Energising asset management in the social housing sector

Author: 25/05/2016

The social housing sector is diverse in both the number of providers that operate within it and the range of activities each one undertakes. In total, there are around 1,500 Registered Providers managing approximately 2.7 million units, worth in excess of £375 billion. It is a highly influential sector that drives innovation and quality standards across the housing market.

However, one only has to glance through the regulators Sector Risk Profile to appreciate the increasing demands being placed upon Registered Providers, their existing assets and their new build development programmes.

The need to cut social rents by 1% per annum to 2020, combined with Welfare Reform (Universal Credit, benefit cap changes, Pay to Stay, under occupancy), reduced local authority funding for supported living, Right to Buy, and pressures to simultaneously increase new supply are just some of the challenges the sector faces.

Whilst we at the National Energy Foundation are known for supporting Registered Providers in understanding the energy performance and improvement potential of their portfolios, and also helping to enhance the quality and performance of new build, we acknowledge that energy efficiency is only part of the picture. The crucial question therefore is how can energy efficiency investment possibly be kept on the agenda when there are so many other business-critical pressures?

We are currently working alongside a number of prominent Registered Providers to explore new ways of answering this question. The obvious solution is to ensure that such investment is underpinned by a clear business case. This requires a Registered Provider to think more holistically about its portfolio, understanding which assets are performing well, which no longer align with organisational objectives and which might truly benefit from investment. With appropriate investment, certain assets could, for example, benefit from:

  • Reduced tenant turnover and complaints.
  • Lower risk of arrears.
  • Reduced maintenance requirements.
  • Extended service life.

It’s all about being far more strategic, and investing in the right properties for the right reasons.

This approach shifts the driver for low-carbon retrofit from a nice-to-have programme, to becoming a fully-integrated investment decision that makes sound commercial sense. And, whilst acting in a financially sustainable way is of course critical, Registered Providers are also social not-for-profit businesses that exist to meet the housing needs of those who cannot provide for themselves in the open market.

If wider social and environmental return on investment can therefore be factored in at the same time, the argument can, of course, become even more compelling.

Our work has shown that enabling the connection between energy efficiency and sound commercial decision-making relies on data. However, asset, resident and housing management data is rarely brought together to fully inform investment decision-making and, if it is, there tends to be a culture of siloed thinking. For instance, financial, social and environmental issues are all too often looked at individually by different departments, and rarely considered as a whole.
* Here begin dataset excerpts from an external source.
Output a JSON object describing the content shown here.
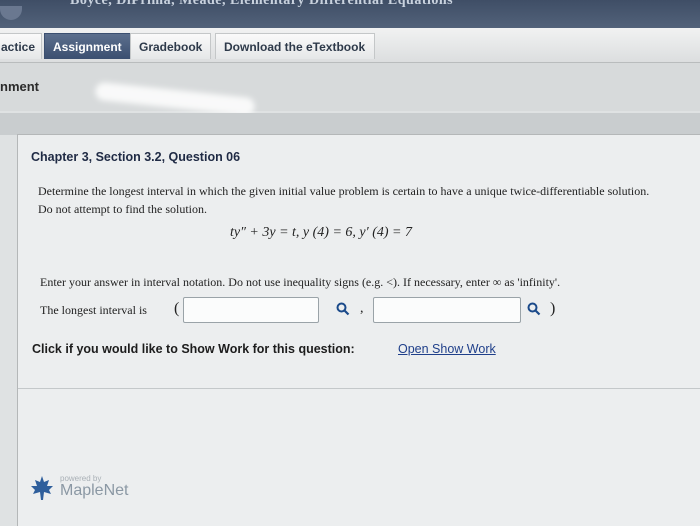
{
  "title_strip": {
    "text": "Boyce, DiPrima, Meade, Elementary Differential Equations"
  },
  "nav": {
    "tabs": [
      {
        "label": "actice"
      },
      {
        "label": "Assignment",
        "active": true
      },
      {
        "label": "Gradebook"
      },
      {
        "label": "Download the eTextbook"
      }
    ]
  },
  "assignment": {
    "title": "nment"
  },
  "question": {
    "heading": "Chapter 3, Section 3.2, Question 06",
    "prompt": "Determine the longest interval in which the given initial value problem is certain to have a unique twice-differentiable solution. Do not attempt to find the solution.",
    "equation": "ty″ + 3y = t, y (4) = 6, y′ (4) = 7",
    "instructions": "Enter your answer in interval notation. Do not use inequality signs (e.g. <). If necessary, enter ∞ as 'infinity'.",
    "answer_label": "The longest interval is",
    "open_paren": "(",
    "separator": ",",
    "close_paren": ")",
    "lower_bound": {
      "value": "",
      "placeholder": ""
    },
    "upper_bound": {
      "value": "",
      "placeholder": ""
    }
  },
  "show_work": {
    "prompt": "Click if you would like to Show Work for this question:",
    "link": "Open Show Work"
  },
  "footer": {
    "powered": "powered by",
    "brand": "MapleNet"
  },
  "colors": {
    "accent": "#3b4f70",
    "link": "#1f3f8a",
    "heading": "#1f2a44"
  },
  "icons": [
    "magnifier-icon",
    "maple-leaf-icon"
  ]
}
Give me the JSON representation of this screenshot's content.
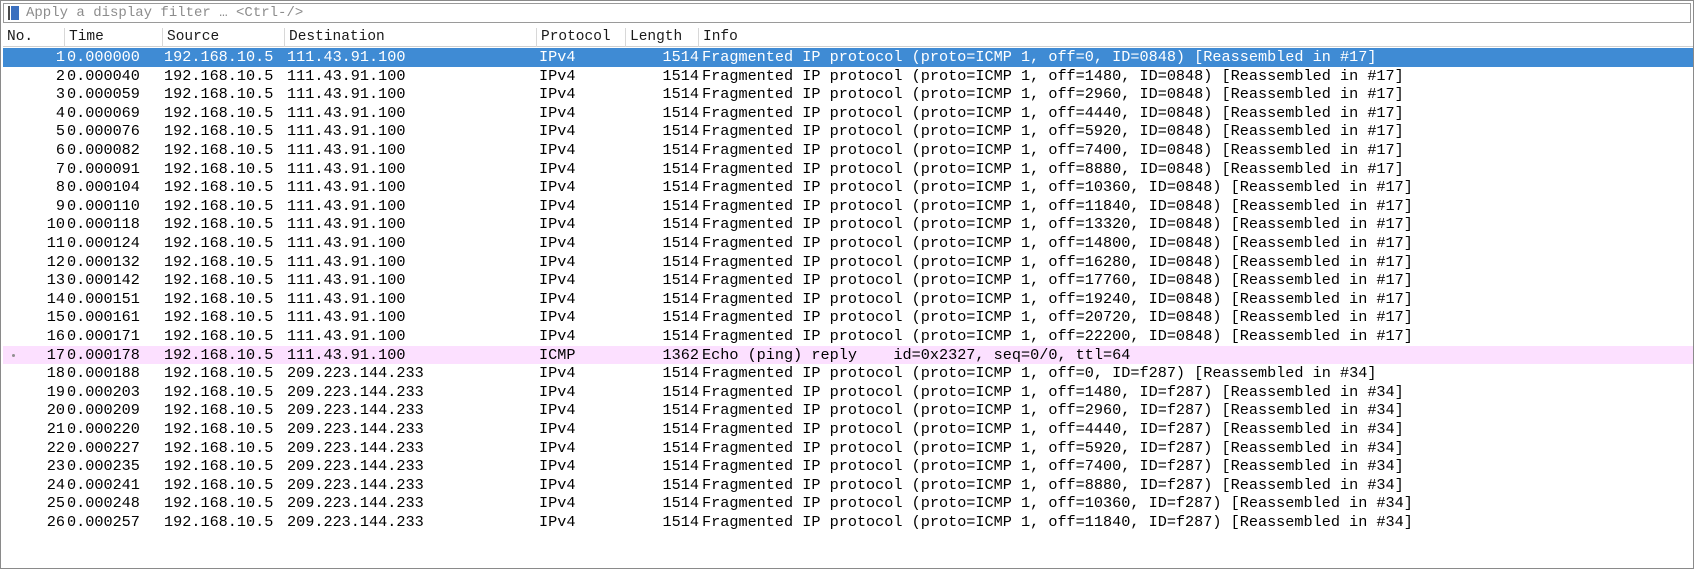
{
  "filter": {
    "placeholder": "Apply a display filter … <Ctrl-/>"
  },
  "icons": {
    "bookmark": "bookmark-icon",
    "related_packet": "related-packet-dot-icon"
  },
  "colors": {
    "selected_row": "#3f8bd4",
    "icmp_row": "#fce0ff"
  },
  "columns": [
    {
      "key": "no",
      "label": "No."
    },
    {
      "key": "time",
      "label": "Time"
    },
    {
      "key": "source",
      "label": "Source"
    },
    {
      "key": "destination",
      "label": "Destination"
    },
    {
      "key": "protocol",
      "label": "Protocol"
    },
    {
      "key": "length",
      "label": "Length"
    },
    {
      "key": "info",
      "label": "Info"
    }
  ],
  "packets": [
    {
      "no": "1",
      "time": "0.000000",
      "source": "192.168.10.5",
      "destination": "111.43.91.100",
      "protocol": "IPv4",
      "length": "1514",
      "info": "Fragmented IP protocol (proto=ICMP 1, off=0, ID=0848) [Reassembled in #17]",
      "state": "selected"
    },
    {
      "no": "2",
      "time": "0.000040",
      "source": "192.168.10.5",
      "destination": "111.43.91.100",
      "protocol": "IPv4",
      "length": "1514",
      "info": "Fragmented IP protocol (proto=ICMP 1, off=1480, ID=0848) [Reassembled in #17]",
      "state": "normal"
    },
    {
      "no": "3",
      "time": "0.000059",
      "source": "192.168.10.5",
      "destination": "111.43.91.100",
      "protocol": "IPv4",
      "length": "1514",
      "info": "Fragmented IP protocol (proto=ICMP 1, off=2960, ID=0848) [Reassembled in #17]",
      "state": "normal"
    },
    {
      "no": "4",
      "time": "0.000069",
      "source": "192.168.10.5",
      "destination": "111.43.91.100",
      "protocol": "IPv4",
      "length": "1514",
      "info": "Fragmented IP protocol (proto=ICMP 1, off=4440, ID=0848) [Reassembled in #17]",
      "state": "normal"
    },
    {
      "no": "5",
      "time": "0.000076",
      "source": "192.168.10.5",
      "destination": "111.43.91.100",
      "protocol": "IPv4",
      "length": "1514",
      "info": "Fragmented IP protocol (proto=ICMP 1, off=5920, ID=0848) [Reassembled in #17]",
      "state": "normal"
    },
    {
      "no": "6",
      "time": "0.000082",
      "source": "192.168.10.5",
      "destination": "111.43.91.100",
      "protocol": "IPv4",
      "length": "1514",
      "info": "Fragmented IP protocol (proto=ICMP 1, off=7400, ID=0848) [Reassembled in #17]",
      "state": "normal"
    },
    {
      "no": "7",
      "time": "0.000091",
      "source": "192.168.10.5",
      "destination": "111.43.91.100",
      "protocol": "IPv4",
      "length": "1514",
      "info": "Fragmented IP protocol (proto=ICMP 1, off=8880, ID=0848) [Reassembled in #17]",
      "state": "normal"
    },
    {
      "no": "8",
      "time": "0.000104",
      "source": "192.168.10.5",
      "destination": "111.43.91.100",
      "protocol": "IPv4",
      "length": "1514",
      "info": "Fragmented IP protocol (proto=ICMP 1, off=10360, ID=0848) [Reassembled in #17]",
      "state": "normal"
    },
    {
      "no": "9",
      "time": "0.000110",
      "source": "192.168.10.5",
      "destination": "111.43.91.100",
      "protocol": "IPv4",
      "length": "1514",
      "info": "Fragmented IP protocol (proto=ICMP 1, off=11840, ID=0848) [Reassembled in #17]",
      "state": "normal"
    },
    {
      "no": "10",
      "time": "0.000118",
      "source": "192.168.10.5",
      "destination": "111.43.91.100",
      "protocol": "IPv4",
      "length": "1514",
      "info": "Fragmented IP protocol (proto=ICMP 1, off=13320, ID=0848) [Reassembled in #17]",
      "state": "normal"
    },
    {
      "no": "11",
      "time": "0.000124",
      "source": "192.168.10.5",
      "destination": "111.43.91.100",
      "protocol": "IPv4",
      "length": "1514",
      "info": "Fragmented IP protocol (proto=ICMP 1, off=14800, ID=0848) [Reassembled in #17]",
      "state": "normal"
    },
    {
      "no": "12",
      "time": "0.000132",
      "source": "192.168.10.5",
      "destination": "111.43.91.100",
      "protocol": "IPv4",
      "length": "1514",
      "info": "Fragmented IP protocol (proto=ICMP 1, off=16280, ID=0848) [Reassembled in #17]",
      "state": "normal"
    },
    {
      "no": "13",
      "time": "0.000142",
      "source": "192.168.10.5",
      "destination": "111.43.91.100",
      "protocol": "IPv4",
      "length": "1514",
      "info": "Fragmented IP protocol (proto=ICMP 1, off=17760, ID=0848) [Reassembled in #17]",
      "state": "normal"
    },
    {
      "no": "14",
      "time": "0.000151",
      "source": "192.168.10.5",
      "destination": "111.43.91.100",
      "protocol": "IPv4",
      "length": "1514",
      "info": "Fragmented IP protocol (proto=ICMP 1, off=19240, ID=0848) [Reassembled in #17]",
      "state": "normal"
    },
    {
      "no": "15",
      "time": "0.000161",
      "source": "192.168.10.5",
      "destination": "111.43.91.100",
      "protocol": "IPv4",
      "length": "1514",
      "info": "Fragmented IP protocol (proto=ICMP 1, off=20720, ID=0848) [Reassembled in #17]",
      "state": "normal"
    },
    {
      "no": "16",
      "time": "0.000171",
      "source": "192.168.10.5",
      "destination": "111.43.91.100",
      "protocol": "IPv4",
      "length": "1514",
      "info": "Fragmented IP protocol (proto=ICMP 1, off=22200, ID=0848) [Reassembled in #17]",
      "state": "normal"
    },
    {
      "no": "17",
      "time": "0.000178",
      "source": "192.168.10.5",
      "destination": "111.43.91.100",
      "protocol": "ICMP",
      "length": "1362",
      "info": "Echo (ping) reply    id=0x2327, seq=0/0, ttl=64",
      "state": "icmp"
    },
    {
      "no": "18",
      "time": "0.000188",
      "source": "192.168.10.5",
      "destination": "209.223.144.233",
      "protocol": "IPv4",
      "length": "1514",
      "info": "Fragmented IP protocol (proto=ICMP 1, off=0, ID=f287) [Reassembled in #34]",
      "state": "normal"
    },
    {
      "no": "19",
      "time": "0.000203",
      "source": "192.168.10.5",
      "destination": "209.223.144.233",
      "protocol": "IPv4",
      "length": "1514",
      "info": "Fragmented IP protocol (proto=ICMP 1, off=1480, ID=f287) [Reassembled in #34]",
      "state": "normal"
    },
    {
      "no": "20",
      "time": "0.000209",
      "source": "192.168.10.5",
      "destination": "209.223.144.233",
      "protocol": "IPv4",
      "length": "1514",
      "info": "Fragmented IP protocol (proto=ICMP 1, off=2960, ID=f287) [Reassembled in #34]",
      "state": "normal"
    },
    {
      "no": "21",
      "time": "0.000220",
      "source": "192.168.10.5",
      "destination": "209.223.144.233",
      "protocol": "IPv4",
      "length": "1514",
      "info": "Fragmented IP protocol (proto=ICMP 1, off=4440, ID=f287) [Reassembled in #34]",
      "state": "normal"
    },
    {
      "no": "22",
      "time": "0.000227",
      "source": "192.168.10.5",
      "destination": "209.223.144.233",
      "protocol": "IPv4",
      "length": "1514",
      "info": "Fragmented IP protocol (proto=ICMP 1, off=5920, ID=f287) [Reassembled in #34]",
      "state": "normal"
    },
    {
      "no": "23",
      "time": "0.000235",
      "source": "192.168.10.5",
      "destination": "209.223.144.233",
      "protocol": "IPv4",
      "length": "1514",
      "info": "Fragmented IP protocol (proto=ICMP 1, off=7400, ID=f287) [Reassembled in #34]",
      "state": "normal"
    },
    {
      "no": "24",
      "time": "0.000241",
      "source": "192.168.10.5",
      "destination": "209.223.144.233",
      "protocol": "IPv4",
      "length": "1514",
      "info": "Fragmented IP protocol (proto=ICMP 1, off=8880, ID=f287) [Reassembled in #34]",
      "state": "normal"
    },
    {
      "no": "25",
      "time": "0.000248",
      "source": "192.168.10.5",
      "destination": "209.223.144.233",
      "protocol": "IPv4",
      "length": "1514",
      "info": "Fragmented IP protocol (proto=ICMP 1, off=10360, ID=f287) [Reassembled in #34]",
      "state": "normal"
    },
    {
      "no": "26",
      "time": "0.000257",
      "source": "192.168.10.5",
      "destination": "209.223.144.233",
      "protocol": "IPv4",
      "length": "1514",
      "info": "Fragmented IP protocol (proto=ICMP 1, off=11840, ID=f287) [Reassembled in #34]",
      "state": "normal"
    }
  ]
}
To overcome this compartmentalised thinking, we at the National Energy Foundation are currently working with the Joseph Rowntree Housing Trust (JRHT) and others to develop and implement an integrated approach to asset information management. The iAIM project draws upon our expertise of working with data and data analysis models to review current approaches to asset information management in the social housing sector, and identify the role that PAS 1192-3 and other asset management standards can play in helping to drive innovation.

A final report will be published this summer, but having already taken a step back, appreciated the organisational objectives of JRHT and their true asset information needs, we have identified a broad opportunity for optimising asset information management practices. Subsequently, determining the best ways in which to collect, store and process data has helped to craft a holistic approach (iAIM) that enables us to determine much more readily the overall performance, any investment and divestment opportunities, and any risks associated with assets. We recently attended the annual SHAP (Social Housing Action Partnership) conference and gave a presentation about the iAIM project and the functionality of the BETA stock performance appraisal tool that’s under development.

Linked to the data theme, the National Energy Foundation is also working in partnership with National Energy Services where we are offering a ‘Data Health Check’. The purpose of this is to help Registered Providers to review and improve the quality and completeness of their housing stock data. Following a ‘Data Health Check’, we can work with you to better understand the performance of energy, the wider asset and the neighbourhood.

Understanding the use of energy in buildings remains our specialism, but assisting Registered Providers to establish a robust data position has always worked hand-in-hand. We recognise the stiff challenges faced by Registered Providers but we also see great benefits from helping our clients make best use of their assets, and we are optimistic about being able to demonstrate even greater value through promoting a more integrated approach to asset information management.